La fondation de la société EBICS a créé les bases pour une mise en œuvre à l’échelle européenne et donc pour l’évolution d’EBICS vers un standard de marché européen. En avril de cette année, un pas important supplémentaire sur la voie d’un déploiement européen d’EBICS a été fait, avec la déclaration d’adhésion de SIX Interbank Clearing en tant que représentant de l’industrie bancaire helvétique.

L’objectif affiché est désormais de convaincre d’autres secteurs bancaires en Europe des avantages que recèlent une utilisation d’EBICS et une participation à la société éponyme – dont les portes sont grandes ouvertes.

Axel Weiß

EBICS et les paiements sur mobile en France

Dans la série «EBICS-standard européen pour les paiements mobiles», examinons le cas de la France.

Une solution sur mobile permettant à tout utilisateur de signer les transactions à distance -conformément au protocole EBICS TS - répondrait aux besoins des signataires «nomades» toujours plus nombreux à espérer que le mobile-banking avec EBICS devienne enfin une réalité.


A condition toutefois que cette solution soit suffisamment souple, autrement dit qu’elle fonctionne sur la plus grande variété de téléphones mobiles et tablettes, quels que soient leur système d’exploitation (à minima iOS, Android, Windows Mobile) et avec le même niveau de sécurité que celui fourni par les logiciels de signature EBICS TS sur PC utilisés quotidiennement par plusieurs milliers de signataires.

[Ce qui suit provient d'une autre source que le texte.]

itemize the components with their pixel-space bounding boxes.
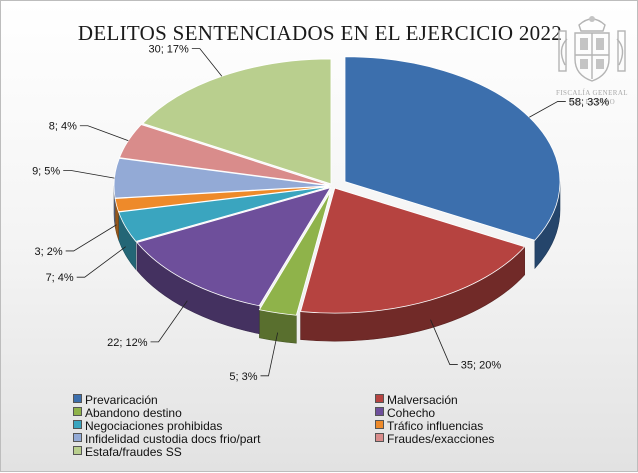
legend-swatch-7	[375, 433, 384, 442]
slice-1	[300, 187, 526, 314]
data-label-6: 9; 5%	[32, 166, 60, 178]
leader-line-2	[260, 332, 279, 377]
leader-line-0	[529, 101, 566, 118]
legend-item-1: Malversación	[375, 394, 458, 407]
legend-swatch-1	[375, 394, 384, 403]
slice-5	[114, 185, 330, 213]
data-label-4: 7; 4%	[46, 272, 74, 284]
data-label-1: 35; 20%	[461, 360, 502, 372]
leader-line-6	[63, 170, 115, 179]
legend-label-8: Estafa/fraudes SS	[85, 445, 182, 459]
slice-7	[118, 124, 330, 186]
leader-line-8	[191, 48, 223, 77]
legend-label-1: Malversación	[387, 393, 458, 407]
leader-line-4	[76, 246, 126, 278]
leader-line-3	[150, 300, 188, 343]
leader-line-5	[65, 224, 117, 252]
data-label-3: 22; 12%	[107, 337, 148, 349]
coat-of-arms-icon	[558, 16, 626, 82]
legend-label-4: Negociaciones prohibidas	[85, 419, 223, 433]
slice-8	[142, 58, 332, 185]
legend-item-0: Prevaricación	[73, 394, 158, 407]
legend-item-2: Abandono destino	[73, 407, 182, 420]
legend-swatch-5	[375, 420, 384, 429]
legend-swatch-3	[375, 407, 384, 416]
legend-item-4: Negociaciones prohibidas	[73, 420, 222, 433]
data-label-7: 8; 4%	[49, 121, 77, 133]
legend-swatch-0	[73, 394, 82, 403]
slice-0	[344, 56, 561, 241]
slice-tops	[113, 56, 561, 316]
chart-title: DELITOS SENTENCIADOS EN EL EJERCICIO 202…	[77, 21, 563, 45]
slice-4	[118, 186, 330, 242]
leader-line-1	[430, 319, 458, 365]
data-label-2: 5; 3%	[229, 371, 257, 383]
legend-swatch-2	[73, 407, 82, 416]
data-labels: 58; 33% 35; 20% 5; 3% 22; 12% 7; 4% 3; 2% 9; 5…	[32, 44, 609, 383]
legend-label-5: Tráfico influencias	[387, 419, 484, 433]
slice-2	[258, 191, 331, 316]
legend-label-2: Abandono destino	[85, 406, 182, 420]
data-label-0: 58; 33%	[569, 96, 610, 108]
legend-item-7: Fraudes/exacciones	[375, 433, 494, 446]
leader-line-7	[79, 125, 129, 142]
legend-label-3: Cohecho	[387, 406, 436, 420]
legend-item-3: Cohecho	[375, 407, 435, 420]
emblem-text-line2: DEL ESTADO	[568, 98, 616, 106]
legend-swatch-6	[73, 433, 82, 442]
coat-of-arms-logo: FISCALÍA GENERAL DEL ESTADO	[553, 9, 631, 107]
legend-item-6: Infidelidad custodia docs frio/part	[73, 433, 260, 446]
emblem-text-line1: FISCALÍA GENERAL	[556, 89, 628, 97]
legend-swatch-4	[73, 420, 82, 429]
data-label-8: 30; 17%	[148, 44, 189, 56]
legend-item-5: Tráfico influencias	[375, 420, 483, 433]
legend-label-0: Prevaricación	[85, 393, 158, 407]
legend-item-8: Estafa/fraudes SS	[73, 446, 182, 459]
legend-label-6: Infidelidad custodia docs frio/part	[85, 432, 261, 446]
slice-6	[113, 157, 330, 199]
legend-label-7: Fraudes/exacciones	[387, 432, 495, 446]
data-label-5: 3; 2%	[35, 246, 63, 258]
legend-swatch-8	[73, 446, 82, 455]
slice-3	[136, 187, 332, 307]
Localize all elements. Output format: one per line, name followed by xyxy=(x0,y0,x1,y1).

Des applications sur mobile ont certes vu le jour à l’initiative de tel ou tel éditeur, mais elles demeurent insatisfaisantes et donc peu utilisées car elles ne présentent pas la souplesse et la facilité d’utilisation requise. Rappelons en effet que pour être conforme aux spécifications décrites par le CFONB dans le guide d’implémentation, chaque signature doit disposer d’un certificat de signature personnelle sur support physique, délivré par une AC reconnue par la banque. Et c’est là que le bât blesse car autant il est possible de connecter un token USB sur certaines tablettes, autant il est impossible à ce jour de le faire sur tous les appareils mobiles, quelle que soit leur marque. Ou alors à grand frais d’adaptateurs et de connectique divers et variés, fonctionnant plus ou moins bien et surtout obligeant leurs utilisateurs à transformer leur appareil en de véritables usines à gaz, aptes à dissuader les meilleures volontés d’en faire un usage systématique.

Et il ne paraît ni raisonnable ni opportun d’obliger les signataires à s’équiper d’un smartphone ou d’une tablette supplémentaires auxquels la connexion d’un token est suffisamment commode pour être exploitée dès que c’est nécessaire.

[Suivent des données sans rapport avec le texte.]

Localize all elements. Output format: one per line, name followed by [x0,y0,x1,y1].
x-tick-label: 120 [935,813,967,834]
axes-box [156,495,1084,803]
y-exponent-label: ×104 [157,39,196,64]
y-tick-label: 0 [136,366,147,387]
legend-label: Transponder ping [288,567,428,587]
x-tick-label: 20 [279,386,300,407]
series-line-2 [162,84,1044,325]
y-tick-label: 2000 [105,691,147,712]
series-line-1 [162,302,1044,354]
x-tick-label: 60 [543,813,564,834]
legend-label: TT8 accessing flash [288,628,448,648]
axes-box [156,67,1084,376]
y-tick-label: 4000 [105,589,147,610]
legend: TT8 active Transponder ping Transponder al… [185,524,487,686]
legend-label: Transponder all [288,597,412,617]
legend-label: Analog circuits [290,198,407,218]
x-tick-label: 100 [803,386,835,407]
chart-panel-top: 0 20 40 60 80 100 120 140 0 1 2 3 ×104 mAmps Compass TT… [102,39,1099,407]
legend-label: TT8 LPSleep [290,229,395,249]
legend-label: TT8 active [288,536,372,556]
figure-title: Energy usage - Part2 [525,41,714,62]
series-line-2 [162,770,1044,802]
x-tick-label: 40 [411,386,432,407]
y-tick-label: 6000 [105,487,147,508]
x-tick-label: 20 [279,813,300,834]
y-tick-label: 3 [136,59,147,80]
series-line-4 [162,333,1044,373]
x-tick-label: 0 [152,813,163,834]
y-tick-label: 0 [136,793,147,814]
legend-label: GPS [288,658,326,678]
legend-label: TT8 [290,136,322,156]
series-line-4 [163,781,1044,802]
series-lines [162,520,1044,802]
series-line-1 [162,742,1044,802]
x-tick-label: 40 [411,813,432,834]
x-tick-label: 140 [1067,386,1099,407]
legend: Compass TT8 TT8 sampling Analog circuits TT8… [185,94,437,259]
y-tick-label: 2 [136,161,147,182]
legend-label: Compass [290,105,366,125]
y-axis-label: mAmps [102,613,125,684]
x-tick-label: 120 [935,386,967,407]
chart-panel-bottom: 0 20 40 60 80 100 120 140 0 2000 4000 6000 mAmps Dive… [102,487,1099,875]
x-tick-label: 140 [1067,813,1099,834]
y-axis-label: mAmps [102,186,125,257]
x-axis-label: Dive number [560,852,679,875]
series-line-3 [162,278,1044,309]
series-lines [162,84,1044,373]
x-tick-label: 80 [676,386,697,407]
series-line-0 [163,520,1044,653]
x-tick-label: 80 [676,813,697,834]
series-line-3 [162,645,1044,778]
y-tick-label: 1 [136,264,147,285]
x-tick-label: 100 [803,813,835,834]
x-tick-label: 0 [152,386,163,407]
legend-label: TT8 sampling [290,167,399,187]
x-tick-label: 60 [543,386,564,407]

Une solution serait de remplacer l’utilisation d’un support physique pour le stockage du certificat par un certificat à la volée, à usage unique. Mais, outre le fait que cela exigerait l’assentiment indispensable du CFONB, il faudrait refaire systématiquement l’enregistrement du certificat auprès d’une AC à chaque usage, ce qui enlèverait toute souplesse et ce faisant, tout intérêt.

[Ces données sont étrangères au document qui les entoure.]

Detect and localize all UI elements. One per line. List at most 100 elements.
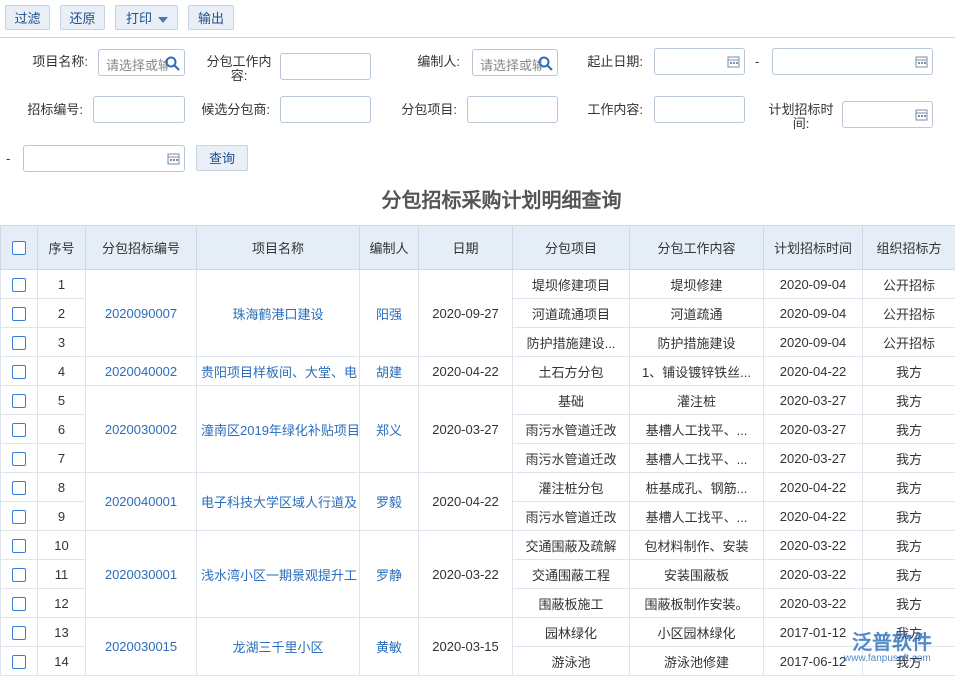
date-input[interactable] — [654, 48, 745, 75]
sub-project-cell: 园林绿化 — [513, 618, 630, 647]
plan-date-cell: 2020-03-27 — [764, 444, 863, 473]
project-cell[interactable]: 珠海鹤港口建设 — [197, 270, 360, 357]
sub-project-cell: 基础 — [513, 386, 630, 415]
date-input[interactable] — [772, 48, 933, 75]
seq-cell: 7 — [38, 444, 86, 473]
plan-date-cell: 2020-04-22 — [764, 473, 863, 502]
project-cell[interactable]: 电子科技大学区域人行道及 — [197, 473, 360, 531]
project-cell[interactable]: 潼南区2019年绿化补贴项目 — [197, 386, 360, 473]
code-cell[interactable]: 2020030002 — [86, 386, 197, 473]
sub-project-cell: 雨污水管道迁改 — [513, 502, 630, 531]
org-cell: 我方 — [863, 386, 955, 415]
plan-date-cell: 2020-03-27 — [764, 415, 863, 444]
field-label: 工作内容: — [575, 103, 643, 117]
work-cell: 安装围蔽板 — [630, 560, 764, 589]
seq-cell: 12 — [38, 589, 86, 618]
text-input[interactable] — [467, 96, 558, 123]
checkbox-cell — [1, 299, 38, 328]
search-input[interactable]: 请选择或输 — [472, 49, 558, 76]
seq-cell: 13 — [38, 618, 86, 647]
checkbox[interactable] — [12, 241, 26, 255]
checkbox-cell — [1, 618, 38, 647]
toolbar-button[interactable]: 输出 — [188, 5, 234, 30]
sub-project-cell: 交通围蔽及疏解 — [513, 531, 630, 560]
checkbox[interactable] — [12, 278, 26, 292]
text-input[interactable] — [280, 53, 371, 80]
seq-cell: 14 — [38, 647, 86, 676]
org-cell: 我方 — [863, 589, 955, 618]
search-input[interactable]: 请选择或输 — [98, 49, 185, 76]
header-cell: 项目名称 — [197, 226, 360, 270]
page-title: 分包招标采购计划明细查询 — [0, 184, 955, 213]
seq-cell: 5 — [38, 386, 86, 415]
work-cell: 防护措施建设 — [630, 328, 764, 357]
checkbox[interactable] — [12, 568, 26, 582]
project-cell[interactable]: 贵阳项目样板间、大堂、电 — [197, 357, 360, 386]
checkbox[interactable] — [12, 307, 26, 321]
seq-cell: 8 — [38, 473, 86, 502]
seq-cell: 3 — [38, 328, 86, 357]
header-cell — [1, 226, 38, 270]
field-label: 编制人: — [392, 55, 460, 69]
checkbox[interactable] — [12, 597, 26, 611]
checkbox[interactable] — [12, 655, 26, 669]
checkbox[interactable] — [12, 365, 26, 379]
checkbox[interactable] — [12, 481, 26, 495]
watermark-url: www.fanpusoft.com — [830, 653, 950, 664]
code-cell[interactable]: 2020040002 — [86, 357, 197, 386]
checkbox[interactable] — [12, 539, 26, 553]
checkbox-cell — [1, 589, 38, 618]
checkbox[interactable] — [12, 336, 26, 350]
org-cell: 我方 — [863, 357, 955, 386]
project-cell[interactable]: 龙湖三千里小区 — [197, 618, 360, 676]
checkbox[interactable] — [12, 452, 26, 466]
icon-wrap — [915, 55, 928, 71]
checkbox[interactable] — [12, 423, 26, 437]
plan-date-cell: 2020-09-04 — [764, 328, 863, 357]
search-button[interactable]: 查询 — [196, 145, 248, 171]
code-cell[interactable]: 2020030015 — [86, 618, 197, 676]
date-cell: 2020-04-22 — [419, 357, 513, 386]
toolbar-button[interactable]: 过滤 — [5, 5, 50, 30]
sub-project-cell: 围蔽板施工 — [513, 589, 630, 618]
date-cell: 2020-09-27 — [419, 270, 513, 357]
seq-cell: 4 — [38, 357, 86, 386]
work-cell: 河道疏通 — [630, 299, 764, 328]
checkbox[interactable] — [12, 626, 26, 640]
code-cell[interactable]: 2020040001 — [86, 473, 197, 531]
work-cell: 游泳池修建 — [630, 647, 764, 676]
toolbar-button[interactable]: 还原 — [60, 5, 105, 30]
placeholder: 请选择或输 — [106, 55, 168, 74]
checkbox[interactable] — [12, 510, 26, 524]
watermark-brand: 泛普软件 — [830, 626, 950, 655]
header-cell: 分包项目 — [513, 226, 630, 270]
author-cell: 罗毅 — [360, 473, 419, 531]
calendar-icon — [915, 55, 928, 68]
sub-project-cell: 雨污水管道迁改 — [513, 415, 630, 444]
text-input[interactable] — [93, 96, 185, 123]
work-cell: 基槽人工找平、... — [630, 502, 764, 531]
code-cell[interactable]: 2020030001 — [86, 531, 197, 618]
text-input[interactable] — [280, 96, 371, 123]
code-cell[interactable]: 2020090007 — [86, 270, 197, 357]
project-cell[interactable]: 浅水湾小区一期景观提升工 — [197, 531, 360, 618]
date-input[interactable] — [842, 101, 933, 128]
seq-cell: 11 — [38, 560, 86, 589]
toolbar-button[interactable]: 打印 — [115, 5, 178, 30]
date-cell: 2020-03-22 — [419, 531, 513, 618]
checkbox-cell — [1, 328, 38, 357]
work-cell: 围蔽板制作安装。 — [630, 589, 764, 618]
search-icon — [538, 56, 553, 71]
org-cell: 公开招标 — [863, 270, 955, 299]
work-cell: 基槽人工找平、... — [630, 444, 764, 473]
author-cell: 黄敏 — [360, 618, 419, 676]
checkbox-cell — [1, 415, 38, 444]
icon-wrap — [915, 108, 928, 124]
text-input[interactable] — [654, 96, 745, 123]
date-cell: 2020-03-27 — [419, 386, 513, 473]
calendar-icon — [727, 55, 740, 68]
checkbox[interactable] — [12, 394, 26, 408]
date-input[interactable] — [23, 145, 185, 172]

Reste la problématique de l’absence de standardisation du processus de signature distribuée dont bénéficient nos voisins outre-Rhin au moyen de la Signature Electronique Distribuée (VEU). Bien que regrettable, la non concrétisation à ce jour d’EBICS DS n’empêche pas de proposer un service de couverture fonctionnelle équivalente : permettre aux signataires itinérants de confirmer des ordres avant exécution. Cette gestion des collèges de signataires et parapheurs est faite en amont sur une plateforme exploitée par l’entreprise ou par les prestataires et opérateurs de confiance. Une fois que le nombre nécessaires de signatures est atteint, impérativement au format EBICS (A005 ou A006), l’ordre et les signatures retenues sont acheminés vers l’établissement serveur via un envoi EBICS profil TS. A noter que cette solution permet de gérer des droits à signer plus riches que ceux proposés par le standard EBICS (1+1 ou 2) et donc potentiellement plus proches des attentes de l’utilisateur.